Votés au Sénat, les deux amendements similaires devront maintenant être confirmés à l'Assemblée nationale. Dans leur économie, l’un et l’autre modifient l’article 6-I de la loi sur la confiance dans l’économie numérique, article injecté par la récente loi contre le terrorisme. C’est lui qui autorise désormais l’Office central de la lutte contre la criminalité informatique d’ordonner le blocage d’accès des sites pédopornographiques et de ceux faisant l’apologie ou provocant au terrorisme.

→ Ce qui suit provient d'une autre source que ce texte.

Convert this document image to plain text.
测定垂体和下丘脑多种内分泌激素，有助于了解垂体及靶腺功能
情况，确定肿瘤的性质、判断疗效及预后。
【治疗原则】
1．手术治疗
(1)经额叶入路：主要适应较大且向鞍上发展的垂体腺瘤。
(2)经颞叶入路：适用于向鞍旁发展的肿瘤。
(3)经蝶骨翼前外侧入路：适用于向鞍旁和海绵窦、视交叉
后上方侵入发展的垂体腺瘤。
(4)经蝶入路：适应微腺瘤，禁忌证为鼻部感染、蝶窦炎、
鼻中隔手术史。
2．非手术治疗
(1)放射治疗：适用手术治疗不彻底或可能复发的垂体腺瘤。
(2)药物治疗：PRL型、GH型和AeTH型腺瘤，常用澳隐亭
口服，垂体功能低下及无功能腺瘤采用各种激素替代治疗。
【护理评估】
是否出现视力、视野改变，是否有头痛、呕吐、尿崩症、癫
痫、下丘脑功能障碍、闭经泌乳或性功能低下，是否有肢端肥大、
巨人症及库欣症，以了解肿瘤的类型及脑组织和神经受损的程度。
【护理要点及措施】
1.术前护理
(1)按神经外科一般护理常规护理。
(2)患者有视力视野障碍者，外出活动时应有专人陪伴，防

Voilà plusieurs mois, dans le fil des débats sur la loi contre le proxénétisme, Najat Vallaud-Belkacem s’était finalement opposée à une telle extension, car « d'une part, l'efficacité de ce dispositif serait incertaine, d'autre part, il serait problématique de prévoir un mécanisme de blocage sans le contrôle du juge judiciaire ». La ministre des droits de la femme avait également jugé la mesure peu efficace « compte tenu de la possibilité pour les proxénètes de recréer rapidement des sites Internet »... Elle mettait aussi en lumière « le partage entre les responsabilités respectives du juge et de l’autorité administrative dans ces décisions est un sujet qui mérite une réflexion plus approfondie, dans le respect des droits fondamentaux en termes de libertés d’expression et de communication ».

Il suffit en effet de revenir rapidement sur l’affaire DSK pour comprendre que le traitement des faits exige, ici aussi, l'analyse pointue d'un juge.